New Zealand shares fell for a second day on light volumes, with heavyweights Auckland International Airport, Fisher & Paykel Healthcare and A2 Milk weighing on the broader index. Meridian Energy and Contact Energy rose as the government considers plans for faster transport electrification.
The S&P/NZX 50 Index decreased 15.36 points, or 0.1 per cent, to 10,651.20. Within the index, 26 stocks fell, 15 rose, and nine were unchanged. Turnover was $83.7 million, with just five companies trading on volumes of more than a million shares.
Stock markets across Asia were subdued, with no firm lead from Wall Street ahead of second-quarter US corporate earnings. The next major domestic reporting season is in August, although boards will need to start updating investors as they get a handle on how their companies performed during the June half.
Grant Williamson, a director at Hamilton Hindin Greene, said companies will need to give guidance as they get "a better idea about what they've earned" but noted that there haven't been any downgrades or upgrades yet.
Auckland Airport led the market lower, down 2.3 per cent at $9.48 on a volume of 557,000 shares, less than half its 90-day average. F&P Healthcare fell 1.8 per cent to $15.46 on 333,000 shares, and A2 was down 0.9 per cent at $16.40.
Williamson said local exporters were a little under pressure with the New Zealand dollar firming against the greenback, having started its ascent in the middle of June. Among other exporters, Sanford decreased 0.7 per cent to $6.80, Pushpay Holdings slipped 0.3 per cent to $3.33, and Air New Zealand dipped 0.2 per cent to $2.69.
Contact was the day's biggest gainer, up 3 per cent at $7.95 on a volume of 665,000 shares, less than half its 1.5 million average. Meridian rose 2.4 per cent to $4.78 with 1 million shares traded, and Mercury NZ advanced 1.4 per cent to $4.62. Genesis Energy slipped 0.4 per cent to $3.475 and Trustpower was unchanged at $7.26.

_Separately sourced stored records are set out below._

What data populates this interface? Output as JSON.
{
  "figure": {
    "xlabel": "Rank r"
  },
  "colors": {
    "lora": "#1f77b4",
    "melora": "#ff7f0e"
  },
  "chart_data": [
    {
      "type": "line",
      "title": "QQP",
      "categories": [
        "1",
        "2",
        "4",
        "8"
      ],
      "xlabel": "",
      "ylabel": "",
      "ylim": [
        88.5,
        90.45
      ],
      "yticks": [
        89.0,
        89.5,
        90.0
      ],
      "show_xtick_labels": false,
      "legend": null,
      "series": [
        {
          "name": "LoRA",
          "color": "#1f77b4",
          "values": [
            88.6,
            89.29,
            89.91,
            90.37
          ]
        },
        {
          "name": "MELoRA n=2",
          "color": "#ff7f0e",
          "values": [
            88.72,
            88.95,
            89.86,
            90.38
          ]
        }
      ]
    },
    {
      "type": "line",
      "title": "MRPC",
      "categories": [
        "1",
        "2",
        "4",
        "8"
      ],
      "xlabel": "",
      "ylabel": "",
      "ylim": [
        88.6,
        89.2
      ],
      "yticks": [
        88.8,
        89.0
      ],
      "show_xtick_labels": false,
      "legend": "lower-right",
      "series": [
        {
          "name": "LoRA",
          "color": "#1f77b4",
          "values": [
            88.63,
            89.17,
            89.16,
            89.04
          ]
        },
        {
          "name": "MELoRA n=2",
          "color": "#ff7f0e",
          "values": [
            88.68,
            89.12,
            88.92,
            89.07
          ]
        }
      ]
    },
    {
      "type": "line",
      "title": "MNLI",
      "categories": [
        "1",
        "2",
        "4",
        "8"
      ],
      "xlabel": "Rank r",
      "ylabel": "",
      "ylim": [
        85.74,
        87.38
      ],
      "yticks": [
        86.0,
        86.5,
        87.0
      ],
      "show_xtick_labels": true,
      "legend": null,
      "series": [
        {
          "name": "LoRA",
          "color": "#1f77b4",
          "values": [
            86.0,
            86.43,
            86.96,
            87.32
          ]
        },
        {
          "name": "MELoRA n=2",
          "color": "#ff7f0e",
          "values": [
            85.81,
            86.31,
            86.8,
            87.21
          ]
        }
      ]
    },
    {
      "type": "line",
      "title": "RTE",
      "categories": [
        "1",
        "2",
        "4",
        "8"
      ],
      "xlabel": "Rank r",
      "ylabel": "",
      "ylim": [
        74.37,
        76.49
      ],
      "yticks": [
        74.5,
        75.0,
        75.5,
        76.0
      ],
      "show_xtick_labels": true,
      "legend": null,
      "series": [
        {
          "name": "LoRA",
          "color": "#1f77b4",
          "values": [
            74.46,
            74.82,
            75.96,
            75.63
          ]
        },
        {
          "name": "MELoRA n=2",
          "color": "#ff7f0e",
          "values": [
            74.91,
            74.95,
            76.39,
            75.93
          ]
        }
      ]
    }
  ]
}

Meridian and Mercury were among companies welcoming an Interim Climate Change Committee report on accelerated electrification and the government's response that it won't die in a ditch for its target for 100 per cent renewable electricity generation by 2035.
Carbon Fund units were unchanged at 94 cents. Mercury's 2049 capital notes paying 3.6 per cent were the most traded debt security on a volume of 806,000. The notes closed at a yield of 3.17 per cent, having been issued on July 11.
Kiwi Property Group was the most traded stock on a volume of 2.9 million shares, about twice its 90-day average. It fell 0.3 per cent to $1.60. Spark New Zealand declined 0.8 per cent to $3.895 on a smaller volume than usual of 1.7 million shares, and Goodman Property Trust slipped 0.3 per cent to $1.99 with 1.4 million units changing hands.
Precinct Properties New Zealand was unchanged at $1.76 on a volume of 1.1 million shares.
Dual-listed financial services firm AMP fell 0.5 per cent to $1.90, adding to yesterday's 14 per cent slump following news that the planned A$3.3 billion sale of its life unit was highly unlikely to proceed due to stipulations of the Reserve Bank of New Zealand.